I didn't quite realize until he was gone, of course, just how much he worked to get there. How much he wanted it. How he studied. Over and over. How he got re-certified when it was due, and always seeming to pass with every question right. Perfection.
When we cleaned out the storeroom, my sister and I found stacks and stacks of all kinds of crap from years and years back. One of the things on the shelf, been there for years, and I knew they had been there for as long as I can remember. But I didn't know that even training manual for every plane he flew was there. His old scores. His notes. Over and over. His old log books of the years he flew, including the fuel calculations and other figures that pilots had to make happen before flying.
My Dad was a worker, and he worked for everything he obtained. Growing up on a farm, and driving lime trucks across state lines at night at 14, with crap on the pedals so he could reach them. That was because he had to; he flew because he wanted to. And he did with pride.
I have his brainbag. This is the bag that pilots carry with them, usually rectangular in shape, with stickers or insignias or whatever in the side, containing flight maps, a mask, and other stuff. I actually haven't opened it in since I got it, and now am curious about what other crap is in his brainbag.
I wonder if his 'change' is in there. Dad carried change with him for the Stewardesses, and always told them he had change if they needed it. Back when you bought drinks on flights with cash (I say back then because the one I'm on just takes plastic) people would buy drinks with a $20 bill, hoping that the drink lady wouldn't have change, therefore scoring a free drink.'. So, Dad made change.
He told me of one time ran out of change. There was a guy buying drinks, and using twenties to get them. The stewardess would come get change for a twenty, twenty $1 bills. The stewardess would then go back to the guy, and promptly count out 17 $1 bills to him.
Now I don't know if it was just the one guy drinking six drinks on that one flight hellbent on receiving a free one, but he "lost" 102 $1 bills somewhere in his shirt. Or somewhere else. Who knows?
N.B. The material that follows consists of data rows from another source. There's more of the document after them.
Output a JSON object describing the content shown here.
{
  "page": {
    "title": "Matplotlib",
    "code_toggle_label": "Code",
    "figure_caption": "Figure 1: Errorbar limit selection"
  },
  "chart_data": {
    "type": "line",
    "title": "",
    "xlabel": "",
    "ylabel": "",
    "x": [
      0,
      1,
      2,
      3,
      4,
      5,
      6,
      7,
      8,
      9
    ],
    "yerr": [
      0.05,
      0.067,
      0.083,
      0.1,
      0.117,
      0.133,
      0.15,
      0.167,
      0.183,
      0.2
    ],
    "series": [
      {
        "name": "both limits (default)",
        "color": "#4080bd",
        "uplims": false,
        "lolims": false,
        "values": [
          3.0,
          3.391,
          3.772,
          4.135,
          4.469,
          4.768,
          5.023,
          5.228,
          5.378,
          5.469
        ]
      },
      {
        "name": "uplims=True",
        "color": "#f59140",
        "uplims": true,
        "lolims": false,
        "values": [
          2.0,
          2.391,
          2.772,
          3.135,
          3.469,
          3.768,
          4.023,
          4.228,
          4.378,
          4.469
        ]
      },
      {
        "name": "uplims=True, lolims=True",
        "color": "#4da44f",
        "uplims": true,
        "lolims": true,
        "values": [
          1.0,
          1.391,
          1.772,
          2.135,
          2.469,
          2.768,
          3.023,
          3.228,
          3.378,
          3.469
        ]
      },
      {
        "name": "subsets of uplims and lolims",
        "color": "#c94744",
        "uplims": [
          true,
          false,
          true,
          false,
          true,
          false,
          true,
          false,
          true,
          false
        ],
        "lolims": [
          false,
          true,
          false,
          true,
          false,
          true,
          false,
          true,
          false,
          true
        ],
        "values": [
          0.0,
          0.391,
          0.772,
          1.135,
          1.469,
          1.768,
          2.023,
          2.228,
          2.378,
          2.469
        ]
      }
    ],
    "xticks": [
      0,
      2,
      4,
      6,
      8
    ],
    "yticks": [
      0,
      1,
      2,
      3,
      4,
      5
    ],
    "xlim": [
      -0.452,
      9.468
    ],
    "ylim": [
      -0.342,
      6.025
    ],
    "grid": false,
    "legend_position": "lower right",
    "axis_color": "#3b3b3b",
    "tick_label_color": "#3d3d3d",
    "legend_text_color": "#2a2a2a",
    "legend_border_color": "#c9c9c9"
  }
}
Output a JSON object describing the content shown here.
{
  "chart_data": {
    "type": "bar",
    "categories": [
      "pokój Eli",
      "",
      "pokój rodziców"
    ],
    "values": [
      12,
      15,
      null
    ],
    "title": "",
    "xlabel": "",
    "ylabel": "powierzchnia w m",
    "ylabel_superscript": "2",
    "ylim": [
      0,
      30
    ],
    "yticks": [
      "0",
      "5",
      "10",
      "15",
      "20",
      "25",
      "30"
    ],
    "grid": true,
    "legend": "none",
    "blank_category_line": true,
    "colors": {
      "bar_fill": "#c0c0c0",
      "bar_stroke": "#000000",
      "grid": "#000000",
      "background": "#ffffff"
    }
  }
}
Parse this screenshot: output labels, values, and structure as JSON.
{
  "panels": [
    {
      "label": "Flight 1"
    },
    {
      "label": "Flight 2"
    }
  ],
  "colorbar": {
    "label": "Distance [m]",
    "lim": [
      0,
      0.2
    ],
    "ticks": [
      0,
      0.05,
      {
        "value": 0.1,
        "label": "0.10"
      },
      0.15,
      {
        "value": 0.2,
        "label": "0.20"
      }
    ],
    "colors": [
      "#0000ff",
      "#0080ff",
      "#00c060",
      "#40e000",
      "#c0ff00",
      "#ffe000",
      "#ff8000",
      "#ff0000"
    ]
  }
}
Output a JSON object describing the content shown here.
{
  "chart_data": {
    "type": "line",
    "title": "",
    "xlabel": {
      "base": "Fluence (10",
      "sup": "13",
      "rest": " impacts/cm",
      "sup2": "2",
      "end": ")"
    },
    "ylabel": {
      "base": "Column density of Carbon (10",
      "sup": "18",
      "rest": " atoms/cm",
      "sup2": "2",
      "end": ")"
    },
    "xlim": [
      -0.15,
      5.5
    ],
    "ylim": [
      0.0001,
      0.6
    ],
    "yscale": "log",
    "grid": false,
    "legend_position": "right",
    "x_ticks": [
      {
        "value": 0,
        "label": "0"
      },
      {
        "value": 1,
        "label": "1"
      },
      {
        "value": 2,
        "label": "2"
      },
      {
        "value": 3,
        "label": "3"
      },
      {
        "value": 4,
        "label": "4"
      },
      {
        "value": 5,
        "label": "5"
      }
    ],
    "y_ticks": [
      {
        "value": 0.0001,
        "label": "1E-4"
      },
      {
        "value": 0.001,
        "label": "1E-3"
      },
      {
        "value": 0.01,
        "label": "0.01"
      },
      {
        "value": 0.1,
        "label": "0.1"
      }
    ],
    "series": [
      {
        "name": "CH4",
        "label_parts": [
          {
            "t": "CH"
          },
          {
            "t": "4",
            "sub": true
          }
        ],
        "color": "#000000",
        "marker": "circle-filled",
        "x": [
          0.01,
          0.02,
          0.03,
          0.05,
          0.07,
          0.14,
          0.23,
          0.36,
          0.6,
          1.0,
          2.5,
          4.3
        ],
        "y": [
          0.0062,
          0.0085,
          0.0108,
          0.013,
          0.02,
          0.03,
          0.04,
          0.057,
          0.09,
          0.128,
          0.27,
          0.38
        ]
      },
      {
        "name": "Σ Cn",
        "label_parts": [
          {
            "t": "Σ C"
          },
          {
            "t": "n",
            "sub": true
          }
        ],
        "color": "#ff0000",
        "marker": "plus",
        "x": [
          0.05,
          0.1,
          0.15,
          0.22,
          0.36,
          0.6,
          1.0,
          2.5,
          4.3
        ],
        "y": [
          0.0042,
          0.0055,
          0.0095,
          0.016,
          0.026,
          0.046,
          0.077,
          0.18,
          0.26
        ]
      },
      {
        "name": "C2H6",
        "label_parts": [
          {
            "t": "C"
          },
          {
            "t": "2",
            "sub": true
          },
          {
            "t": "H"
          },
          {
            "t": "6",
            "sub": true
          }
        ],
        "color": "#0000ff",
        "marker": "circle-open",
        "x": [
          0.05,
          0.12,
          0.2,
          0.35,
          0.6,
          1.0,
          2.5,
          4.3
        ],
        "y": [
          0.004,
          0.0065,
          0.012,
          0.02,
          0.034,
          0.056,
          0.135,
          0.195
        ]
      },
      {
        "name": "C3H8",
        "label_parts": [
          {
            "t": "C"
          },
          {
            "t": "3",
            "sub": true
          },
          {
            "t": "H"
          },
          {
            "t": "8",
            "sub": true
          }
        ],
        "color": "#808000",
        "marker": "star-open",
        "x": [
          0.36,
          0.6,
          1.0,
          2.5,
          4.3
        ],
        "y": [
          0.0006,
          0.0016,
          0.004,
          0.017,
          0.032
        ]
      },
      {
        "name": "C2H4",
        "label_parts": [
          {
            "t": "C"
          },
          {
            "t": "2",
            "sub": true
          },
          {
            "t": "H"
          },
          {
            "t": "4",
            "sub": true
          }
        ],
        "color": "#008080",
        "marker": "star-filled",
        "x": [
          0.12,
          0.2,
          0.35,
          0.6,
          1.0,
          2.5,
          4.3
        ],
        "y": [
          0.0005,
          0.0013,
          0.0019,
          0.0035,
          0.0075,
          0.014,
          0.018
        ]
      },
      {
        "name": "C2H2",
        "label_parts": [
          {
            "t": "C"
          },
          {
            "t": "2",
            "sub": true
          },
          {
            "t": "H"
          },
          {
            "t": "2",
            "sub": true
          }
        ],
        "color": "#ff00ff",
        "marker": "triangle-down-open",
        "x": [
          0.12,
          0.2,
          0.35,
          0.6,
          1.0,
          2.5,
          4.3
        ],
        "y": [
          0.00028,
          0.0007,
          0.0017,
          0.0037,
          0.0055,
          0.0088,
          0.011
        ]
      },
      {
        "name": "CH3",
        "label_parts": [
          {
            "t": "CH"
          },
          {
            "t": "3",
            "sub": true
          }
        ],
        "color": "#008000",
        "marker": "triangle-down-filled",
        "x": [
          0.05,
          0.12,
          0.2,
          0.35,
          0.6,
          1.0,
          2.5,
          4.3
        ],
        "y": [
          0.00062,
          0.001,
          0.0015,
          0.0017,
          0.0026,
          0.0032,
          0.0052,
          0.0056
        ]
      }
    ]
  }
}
But I know that's a pretty thick stack of bills when folded over.
Or the time when I was a wee-tot that he used a favor to get his son into the mechanics shop where they had the model plane he was flying at the time completely torn apart for overhaul. They had the floor panels torn out along with the seats so you could see through the floor into the baggage area, and the flight stick out of the floor followed by a rats nest of wires, and some panel boards off; that was really cool. And I know I had questions, and he had all the answers for me in how-ever-old-I-was-then words and phrases. He never seemed irritated. I know now it was his love. He love flying.
He knew all those answers partly because he was a mechanic in the Army, and worked his way up through Delta Air Lines. He was a mechanic for 12 years and then drove planes for 25 after that.
I am reminded of the day he flew last. On your last flight, before you reach the gate, the fire trucks and sprayers and emergency vehicles escort you, and then they 'wash' the plane. It is evidently a sight to see. I want to say there's a picture somewhere, framed, of his actual plane getting the bath, It was a day to behold evidently.
I guess all these emotions came out of me because I want to ask him just one more question. And then maybe a few more. I want to tell him about how proud I was. I want to tell him how much I love him. And I want to tell him about my plans, my dreams, about what I'm doing so he can be proud of me like I know he was.
I don't however, want to tell him that I, subconsciously, maybe, was taking advantage of being able to support him in the last year, or two, and delaying my life (in a small way, of course) from moving on like he encouraged me to do. But I do want to tell him what I'm doing now.
I miss you Dad. And I love you still.